Companies that are selling products accepting cryptocurrencies, like Bitcoin, are on the rise. This is a good sign of cryptocurrency getting recognized as a valued payment method. This will generate even more global awareness about Bitcoin and other cryptocurrencies in general.
So no “highway to hell” for the cryptocurrencies? Well, not exactly, but there can be a “bad moon rising” in the future; mainly in the form of taxes. In earlier articles we have given some pointers why there is such a “negative image” created around everything Crypto related. For example : the trade of illegal goods, like drugs, and the shutdown of Silk Road by the US government. That way; the US seized all of the Bitcoins that had belonged to Silk Road.
It was shut down after an FBI raid in September 2013, when agents took control of its server and arrested the people that were involved with this shady “marketplace”. A clever move to gain a foothold on the Bitcoin market. As Bitcoin rises in price; so does the profit the US potentially could get.
Last December, the US agreed to kind of “legalize” the use of Bitcoin and more importantly, NO TAX would be asked when using Bitcoin. There is also no “regulatory institute” planned in short term. (http://www.forbes.com/sites/kashmirhill/2014/01/31/Bitcoins-legality-around-the-world/ )
Granted, there are some shady websites and people out there, just like in the “non virtual” world. But the US made a historical step forward concerning Bitcoin. By accepting it as a “legal payment method”, they recognized Bitcoin for what it is. But the US is not representing the whole wide world, so what are the other countries thinking about Bitcoin and other cryptocurrencies?
There are some articles out there that project a 58% tax on the use of Bitcoin, and other doom scenarios. Honestly, countries won’t take such drastic measures. Some countries will, in the future, probably opt for some form of tax, but nothing concrete is on the drawing board.
The fact that the US “accepted” Bitcoin as a viable payment method gave most countries pause during which they will probably opt for a “ wait and see” stance. Some countries, like Belgium and Croatia, already do so, to see what way the wind is blowing.
Most of the “doom thinking writers” forget most countries follow the mainstream, aka US policy. Ok, not on everything, but on most things. So the “we got confirmation for the cyber doodah institute from this or that country blah blah” doesn’t mean anything and hasn’t got any validity.
Remember, if a country does have a policy or a certain course, they will publicize that in official documents, or sometimes an official statement will appear in financial publications (like Forbes, the Times, etc). But it seems we are drifting off-topic.
So to tax or not to tax? If there is a tax, the government will get a piece of every transaction people do with Bitcoin. If that tax is too high, like the 58% like some doom writers think, Bitcoin will lose much of their support, because it wouldn’t be very profitable anymore.

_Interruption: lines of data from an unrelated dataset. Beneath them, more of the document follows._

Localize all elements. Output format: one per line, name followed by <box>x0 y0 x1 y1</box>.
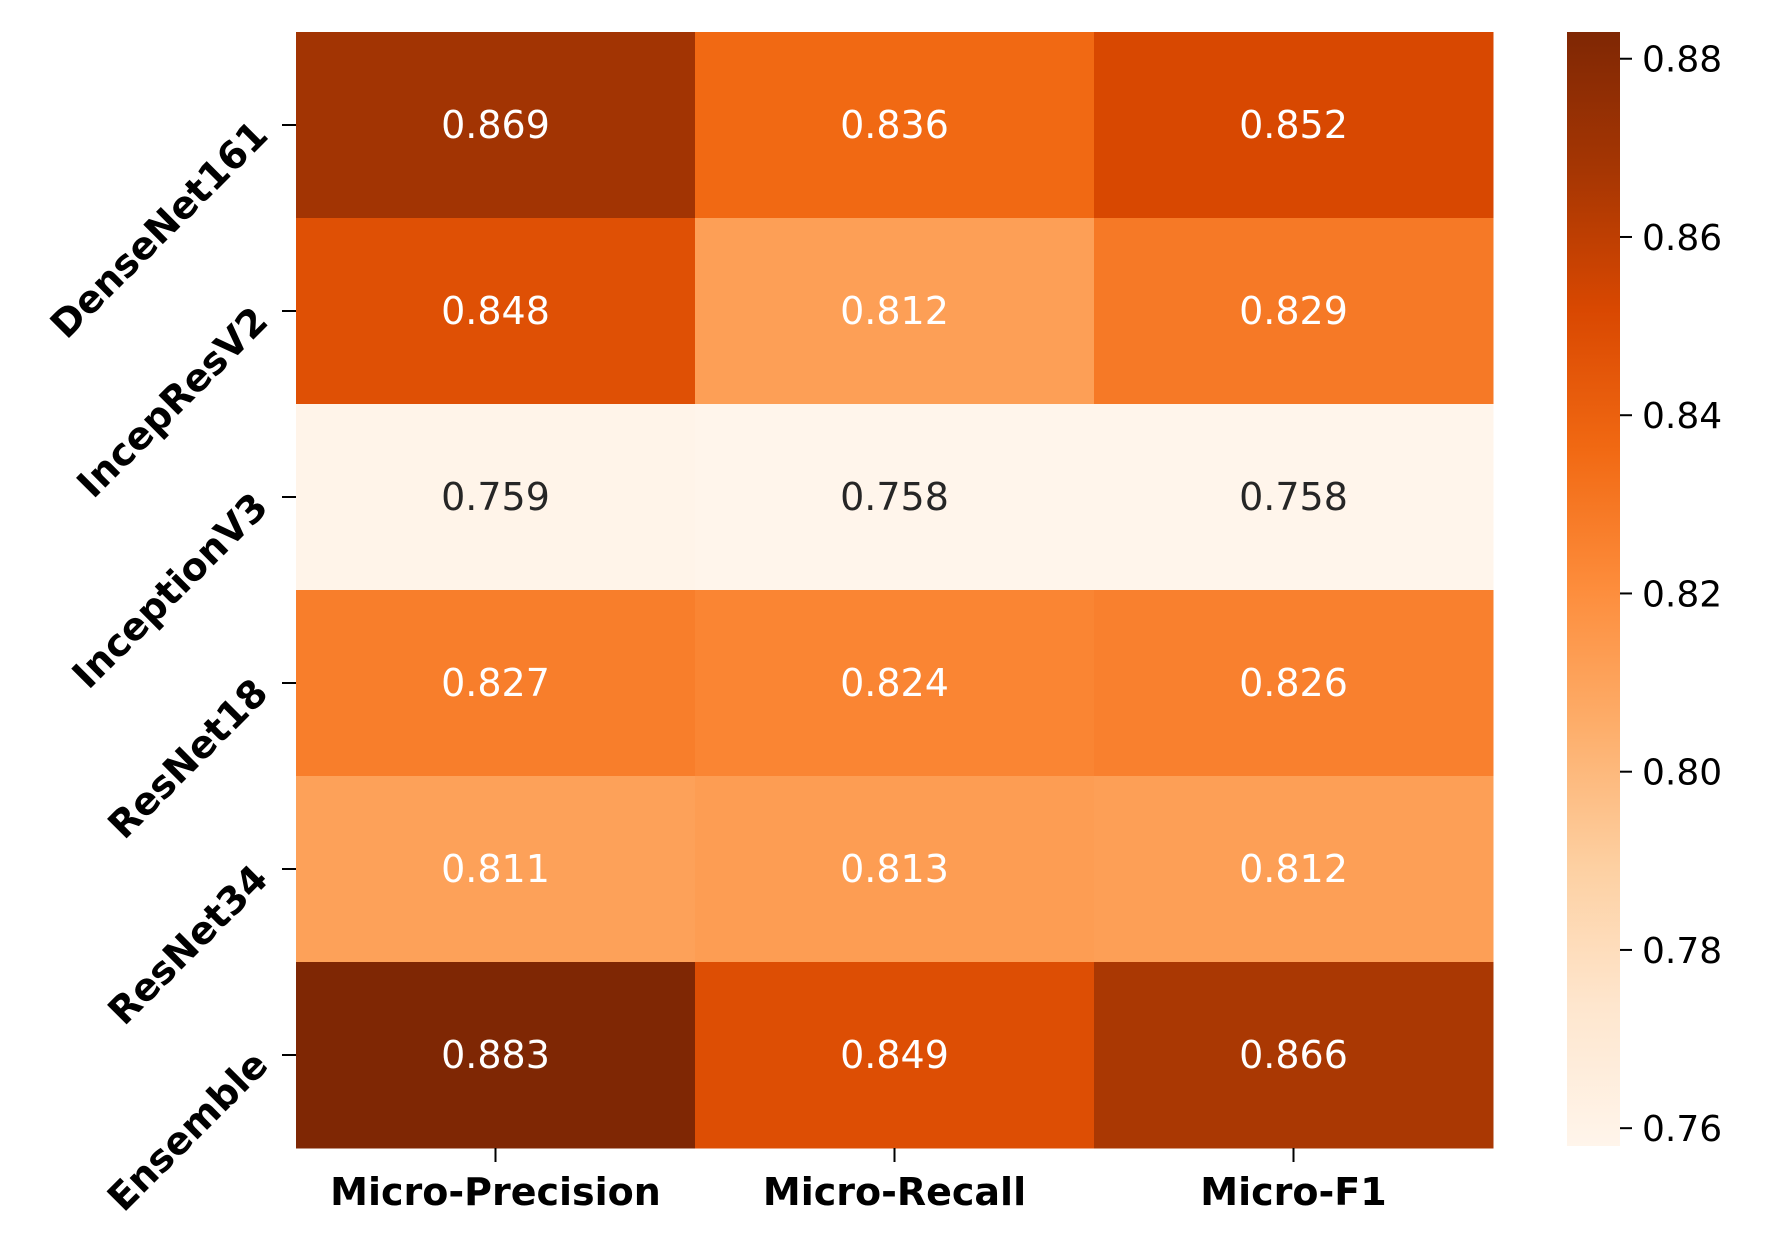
colorbar-gradient <box>1567 32 1620 1146</box>
colorbar: 0.76 0.78 0.80 0.82 0.84 0.86 0.88 <box>1567 32 1722 1150</box>
cell-value-label: 0.812 <box>1239 847 1348 891</box>
row-labels: DenseNet161IncepResV2InceptionV3ResNet18… <box>42 112 296 1220</box>
heatmap-cell <box>1094 962 1494 1149</box>
cell-value-label: 0.849 <box>840 1033 949 1077</box>
colorbar-tick-label: 0.78 <box>1642 931 1722 972</box>
row-label: ResNet34 <box>99 856 276 1033</box>
cell-value-label: 0.848 <box>441 289 550 333</box>
cell-value-label: 0.824 <box>840 661 949 705</box>
column-label: Micro-Recall <box>763 1170 1026 1214</box>
heatmap-cell <box>695 218 1095 405</box>
heatmap-cell <box>1094 590 1494 777</box>
cell-value-label: 0.836 <box>840 103 949 147</box>
heatmap-cell <box>1094 404 1494 591</box>
heatmap-cell <box>695 962 1095 1149</box>
heatmap-cell <box>1094 32 1494 219</box>
cell-value-label: 0.883 <box>441 1033 550 1077</box>
cell-value-label: 0.759 <box>441 475 550 519</box>
heatmap-cell <box>695 32 1095 219</box>
heatmap-cell <box>695 590 1095 777</box>
colorbar-tick-label: 0.80 <box>1642 753 1722 794</box>
row-label: ResNet18 <box>99 670 276 847</box>
heatmap-cell <box>1094 218 1494 405</box>
colorbar-tick-label: 0.84 <box>1642 396 1722 437</box>
cell-value-label: 0.813 <box>840 847 949 891</box>
cell-value-label: 0.827 <box>441 661 550 705</box>
heatmap-cell <box>296 218 696 405</box>
heatmap-cell <box>695 776 1095 963</box>
column-labels: Micro-Precision Micro-Recall Micro-F1 <box>330 1148 1387 1214</box>
colorbar-ticks: 0.76 0.78 0.80 0.82 0.84 0.86 0.88 <box>1620 40 1722 1150</box>
heatmap-cell <box>1094 776 1494 963</box>
cell-value-label: 0.811 <box>441 847 550 891</box>
cell-value-label: 0.812 <box>840 289 949 333</box>
heatmap-cell <box>695 404 1095 591</box>
column-label: Micro-Precision <box>330 1170 661 1214</box>
colorbar-tick-label: 0.82 <box>1642 574 1722 615</box>
colorbar-tick-label: 0.76 <box>1642 1109 1722 1150</box>
cell-value-label: 0.866 <box>1239 1033 1348 1077</box>
heatmap-cells: 0.869 0.836 0.852 0.848 0.812 0.829 0.759 0.758… <box>296 32 1494 1149</box>
cell-value-label: 0.758 <box>840 475 949 519</box>
heatmap-cell <box>296 776 696 963</box>
heatmap-cell <box>296 962 696 1149</box>
cell-value-label: 0.869 <box>441 103 550 147</box>
cell-value-label: 0.829 <box>1239 289 1348 333</box>
colorbar-tick-label: 0.86 <box>1642 218 1722 259</box>
column-label: Micro-F1 <box>1200 1170 1386 1214</box>
row-label: Ensemble <box>99 1042 276 1219</box>
heatmap-cell <box>296 404 696 591</box>
row-label: IncepResV2 <box>68 298 276 506</box>
cell-value-label: 0.852 <box>1239 103 1348 147</box>
heatmap-cell <box>296 32 696 219</box>
colorbar-tick-label: 0.88 <box>1642 40 1722 81</box>
cell-value-label: 0.758 <box>1239 475 1348 519</box>
heatmap-cell <box>296 590 696 777</box>
cell-value-label: 0.826 <box>1239 661 1348 705</box>
row-label: InceptionV3 <box>64 484 277 697</box>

Let’s face it : people want to make an extra buck,Euro, whatever, so they use Bitcoin. If the tax will be too high, people tend to go to greener pastures and choose other cryptocurrencies to trade and pay with.

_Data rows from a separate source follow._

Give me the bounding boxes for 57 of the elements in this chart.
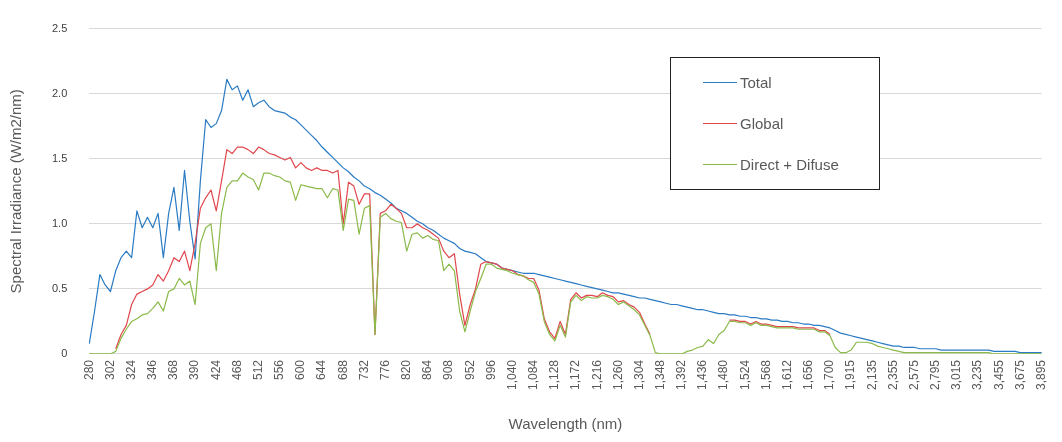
x-tick-label: 1,480 xyxy=(716,359,731,390)
x-tick-label: 2,135 xyxy=(864,359,879,390)
x-tick-label: 1,040 xyxy=(504,359,519,390)
y-tick-label: 1.0 xyxy=(51,216,68,229)
y-tick-label: 2.5 xyxy=(51,21,68,34)
x-tick-label: 556 xyxy=(272,359,287,380)
x-tick-label: 424 xyxy=(208,359,223,380)
x-tick-label: 644 xyxy=(314,359,329,380)
x-tick-label: 996 xyxy=(483,359,498,380)
x-tick-label: 1,915 xyxy=(843,359,858,390)
x-tick-label: 512 xyxy=(250,359,265,380)
x-tick-label: 600 xyxy=(293,359,308,380)
y-tick-label: 1.5 xyxy=(51,151,68,164)
x-tick-label: 3,675 xyxy=(1012,359,1027,390)
y-tick-label: 2.0 xyxy=(51,86,68,99)
x-axis-title: Wavelength (nm) xyxy=(508,415,623,433)
x-tick-label: 1,524 xyxy=(737,359,752,390)
x-tick-label: 302 xyxy=(102,359,117,380)
x-tick-label: 1,216 xyxy=(589,359,604,390)
y-tick-label: 0.5 xyxy=(51,281,68,294)
x-tick-label: 280 xyxy=(81,359,96,380)
x-tick-label: 1,436 xyxy=(695,359,710,390)
x-tick-label: 3,235 xyxy=(970,359,985,390)
x-tick-label: 2,575 xyxy=(906,359,921,390)
x-tick-label: 468 xyxy=(229,359,244,380)
x-tick-label: 952 xyxy=(462,359,477,380)
legend-label: Direct + Difuse xyxy=(740,156,839,173)
x-tick-label: 1,128 xyxy=(547,359,562,390)
y-tick-label: 0 xyxy=(61,347,68,359)
x-tick-label: 3,895 xyxy=(1033,359,1048,390)
x-tick-label: 368 xyxy=(166,359,181,380)
x-tick-label: 1,392 xyxy=(674,359,689,390)
legend-label: Total xyxy=(740,74,772,91)
x-tick-label: 864 xyxy=(420,359,435,380)
x-tick-label: 820 xyxy=(399,359,414,380)
x-tick-label: 3,455 xyxy=(991,359,1006,390)
x-tick-label: 3,015 xyxy=(949,359,964,390)
x-tick-label: 1,612 xyxy=(779,359,794,390)
legend-label: Global xyxy=(740,115,784,132)
x-tick-label: 1,656 xyxy=(801,359,816,390)
x-tick-label: 1,084 xyxy=(526,359,541,390)
x-tick-label: 2,355 xyxy=(885,359,900,390)
x-tick-label: 324 xyxy=(123,359,138,380)
x-tick-label: 1,700 xyxy=(822,359,837,390)
x-tick-label: 1,568 xyxy=(758,359,773,390)
x-tick-label: 1,260 xyxy=(610,359,625,390)
x-tick-label: 688 xyxy=(335,359,350,380)
y-axis-title: Spectral Irradiance (W/m2/nm) xyxy=(7,89,25,294)
x-tick-label: 390 xyxy=(187,359,202,380)
x-tick-label: 1,172 xyxy=(568,359,583,390)
x-tick-label: 1,348 xyxy=(652,359,667,390)
x-tick-label: 346 xyxy=(145,359,160,380)
x-tick-label: 1,304 xyxy=(631,359,646,390)
x-tick-label: 732 xyxy=(356,359,371,380)
x-tick-label: 776 xyxy=(377,359,392,380)
x-tick-label: 908 xyxy=(441,359,456,380)
x-tick-label: 2,795 xyxy=(928,359,943,390)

A tax on Bitcoin isn’t that great for businesses either. If there is no tax, the items can be sold at much lower prices, because no tax will be levied against the product. There is a chance you need to pay import tax, but that is a chance you also have when buying things on amazon.com while living in Europe.
Will the future of Bitcoin and other cryptocurrencies be a great one? That is a difficult question. In the short term, most countries will adopt a “wait and see” stance. Eventually some countries will dig deep and follow the US example of treating Bitcoin as an “official payment method”.
There may be countries that want to “milk the cash cow”, but if they tax the coin too much, users will choose other cryptocurrencies. It’s a good thing that there is no lack of altcoins. Although the tax levy avenue will not be practical, because a regulatory institute and “watchdog” needs to be created, and this will not be attempted in current climate.
In the long run there may be some attempts to create some form of regulatory institution, but how that will look like, let alone function, will be something for the future.